Are you planning to buy a house in Florida after getting divorced? The process may be easier than you think, but it does require a bit of preparation. Here is a quick guide to getting a new mortgage after you have ended your marriage.
How can you get a new house?
The first step in buying a house after a divorce is to make sure your divorce proceedings are final. You will need to remove yourself from the mortgage of the former home.
You then need to ensure that you are financially able to buy a new home. The best way to do this is to divide your finances before you divorce, so you won’t be on the hook for any debts owed by your former spouse.
The next step will usually be to get pre-approved for a home mortgage loan. You may need to show your payment history to prove that you are a good risk. Your listed debt should include any alimony or child support payments that the court requires you to make.

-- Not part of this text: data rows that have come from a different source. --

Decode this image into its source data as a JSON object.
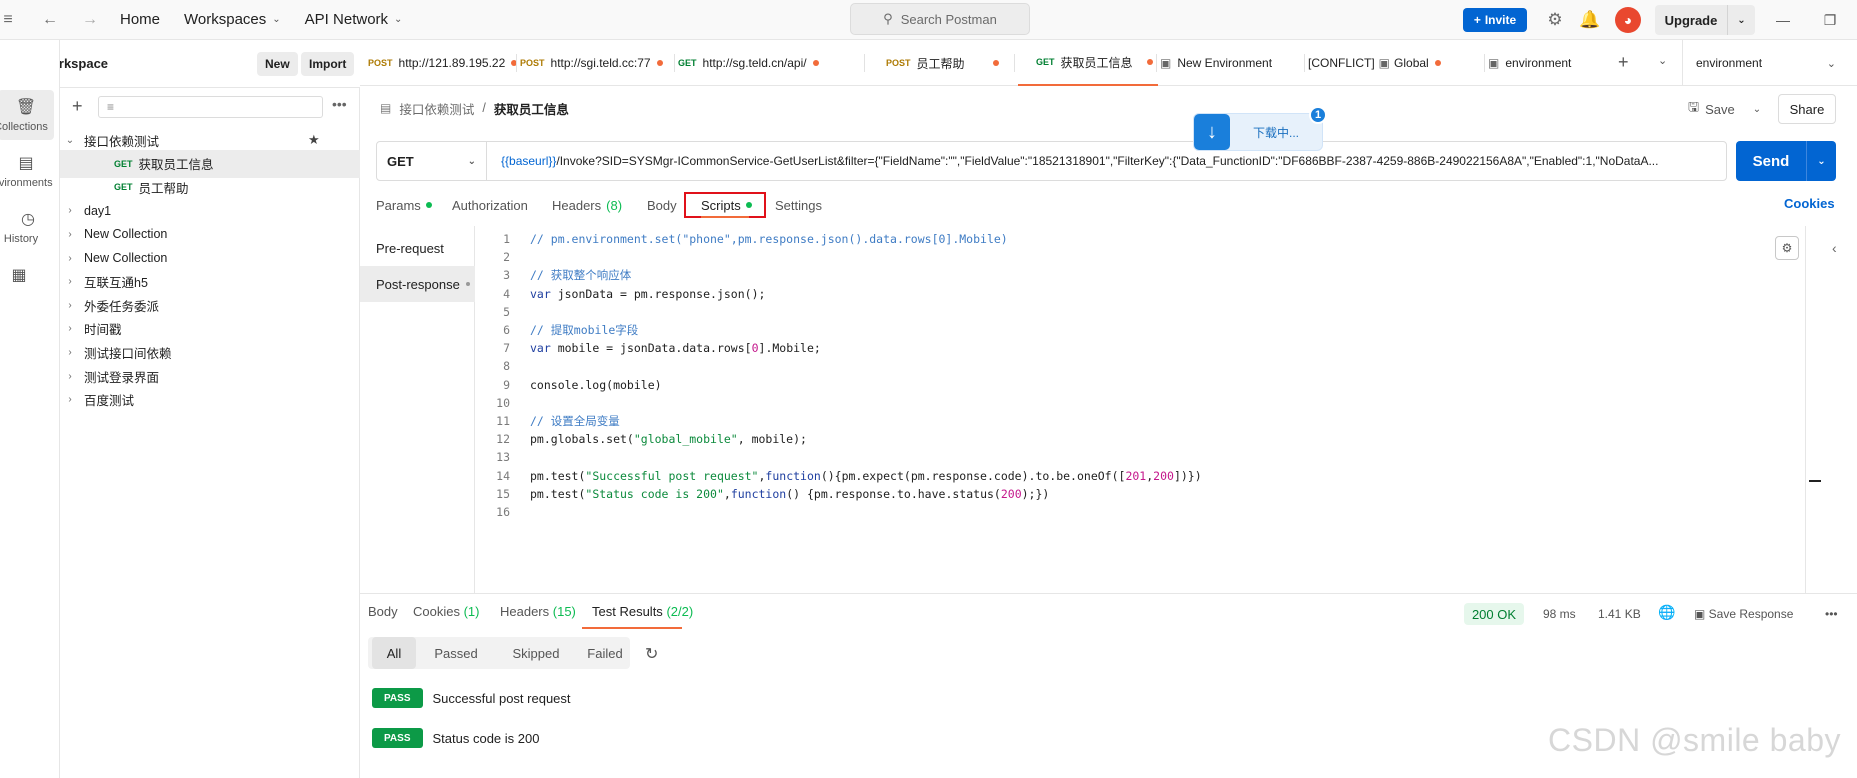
{
  "topbar": {
    "home": "Home",
    "workspaces": "Workspaces",
    "api_network": "API Network",
    "search_placeholder": "Search Postman",
    "invite": "Invite",
    "upgrade": "Upgrade"
  },
  "workspace": {
    "title": "My Workspace",
    "new_button": "New",
    "import_button": "Import"
  },
  "rail": {
    "items": [
      {
        "label": "Collections",
        "icon": "collections-icon",
        "active": true
      },
      {
        "label": "Environments",
        "icon": "environments-icon",
        "active": false
      },
      {
        "label": "History",
        "icon": "history-icon",
        "active": false
      },
      {
        "label": "",
        "icon": "apps-icon",
        "active": false
      }
    ]
  },
  "sidebar": {
    "tree": [
      {
        "label": "接口依赖测试",
        "level": 0,
        "expanded": true,
        "starred": true
      },
      {
        "label": "获取员工信息",
        "level": 1,
        "method": "GET",
        "selected": true
      },
      {
        "label": "员工帮助",
        "level": 1,
        "method": "GET"
      },
      {
        "label": "day1",
        "level": 0
      },
      {
        "label": "New Collection",
        "level": 0
      },
      {
        "label": "New Collection",
        "level": 0
      },
      {
        "label": "互联互通h5",
        "level": 0
      },
      {
        "label": "外委任务委派",
        "level": 0
      },
      {
        "label": "时间戳",
        "level": 0
      },
      {
        "label": "测试接口间依赖",
        "level": 0
      },
      {
        "label": "测试登录界面",
        "level": 0
      },
      {
        "label": "百度测试",
        "level": 0
      }
    ]
  },
  "tabs": [
    {
      "method": "POST",
      "label": "http://121.89.195.22",
      "dot": true
    },
    {
      "method": "POST",
      "label": "http://sgi.teld.cc:77",
      "dot": true
    },
    {
      "method": "GET",
      "label": "http://sg.teld.cn/api/",
      "dot": true
    },
    {
      "method": "POST",
      "label": "员工帮助",
      "dot": true
    },
    {
      "method": "GET",
      "label": "获取员工信息",
      "dot": true,
      "active": true
    },
    {
      "method": "",
      "label": "New Environment",
      "dot": false
    },
    {
      "method": "",
      "label": "[CONFLICT]",
      "label2": "Global",
      "dot": true
    },
    {
      "method": "",
      "label": "environment",
      "dot": false
    }
  ],
  "env_selector": "environment",
  "request": {
    "breadcrumb_parent": "接口依赖测试",
    "breadcrumb_sep": "/",
    "breadcrumb_current": "获取员工信息",
    "save": "Save",
    "share": "Share",
    "method": "GET",
    "url_var": "{{baseurl}}",
    "url_rest": "/Invoke?SID=SYSMgr-ICommonService-GetUserList&filter={\"FieldName\":\"\",\"FieldValue\":\"18521318901\",\"FilterKey\":{\"Data_FunctionID\":\"DF686BBF-2387-4259-886B-249022156A8A\",\"Enabled\":1,\"NoDataA...",
    "send": "Send"
  },
  "download": {
    "text": "下载中...",
    "badge": "1"
  },
  "req_tabs": [
    {
      "label": "Params",
      "dot": true
    },
    {
      "label": "Authorization"
    },
    {
      "label": "Headers",
      "count": "(8)"
    },
    {
      "label": "Body"
    },
    {
      "label": "Scripts",
      "dot": true,
      "active": true
    },
    {
      "label": "Settings"
    }
  ],
  "cookies_link": "Cookies",
  "script_side": {
    "pre": "Pre-request",
    "post": "Post-response"
  },
  "code": [
    [
      [
        "com",
        "// pm.environment.set(\"phone\",pm.response.json().data.rows[0].Mobile)"
      ]
    ],
    [],
    [
      [
        "com",
        "// 获取整个响应体"
      ]
    ],
    [
      [
        "kw",
        "var"
      ],
      [
        "plain",
        " jsonData = pm.response.json();"
      ]
    ],
    [],
    [
      [
        "com",
        "// 提取mobile字段"
      ]
    ],
    [
      [
        "kw",
        "var"
      ],
      [
        "plain",
        " mobile = jsonData.data.rows["
      ],
      [
        "num",
        "0"
      ],
      [
        "plain",
        "].Mobile;"
      ]
    ],
    [],
    [
      [
        "plain",
        "console.log(mobile)"
      ]
    ],
    [],
    [
      [
        "com",
        "// 设置全局变量"
      ]
    ],
    [
      [
        "plain",
        "pm.globals.set("
      ],
      [
        "str",
        "\"global_mobile\""
      ],
      [
        "plain",
        ", mobile);"
      ]
    ],
    [],
    [
      [
        "plain",
        "pm.test("
      ],
      [
        "str",
        "\"Successful post request\""
      ],
      [
        "plain",
        ","
      ],
      [
        "kw",
        "function"
      ],
      [
        "plain",
        "(){pm.expect(pm.response.code).to.be.oneOf(["
      ],
      [
        "num",
        "201"
      ],
      [
        "plain",
        ","
      ],
      [
        "num",
        "200"
      ],
      [
        "plain",
        "])})"
      ]
    ],
    [
      [
        "plain",
        "pm.test("
      ],
      [
        "str",
        "\"Status code is 200\""
      ],
      [
        "plain",
        ","
      ],
      [
        "kw",
        "function"
      ],
      [
        "plain",
        "() {pm.response.to.have.status("
      ],
      [
        "num",
        "200"
      ],
      [
        "plain",
        ");})"
      ]
    ],
    []
  ],
  "response": {
    "tabs": [
      {
        "label": "Body"
      },
      {
        "label": "Cookies",
        "count": "(1)"
      },
      {
        "label": "Headers",
        "count": "(15)"
      },
      {
        "label": "Test Results",
        "count": "(2/2)",
        "active": true
      }
    ],
    "status": "200 OK",
    "time": "98 ms",
    "size": "1.41 KB",
    "save_response": "Save Response",
    "filters": [
      "All",
      "Passed",
      "Skipped",
      "Failed"
    ],
    "results": [
      {
        "badge": "PASS",
        "label": "Successful post request"
      },
      {
        "badge": "PASS",
        "label": "Status code is 200"
      }
    ]
  },
  "watermark": "CSDN @smile baby",
  "colors": {
    "accent": "#f26b3a",
    "primary": "#0265d2",
    "success": "#0c9a47",
    "highlight_box": "#e0111a"
  }
}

What factors should you keep in mind?
Before you buy a new property, you need to figure out what to do with your former family home. This may be classed as community property that ends up in the hands of your former spouse. You may also agree to sell it and split the proceeds evenly. Doing so will help you buy your new house.
The next thing to consider is your credit. If you had joint credit cards with your spouse, these should be terminated. Your credit score may take a major dive.
You may need to take some time to rebuild credit before you have a good enough score to get the mortgage and interest rate you want for a new home. This is why it’s important to separate your finances as early in the divorce process as possible.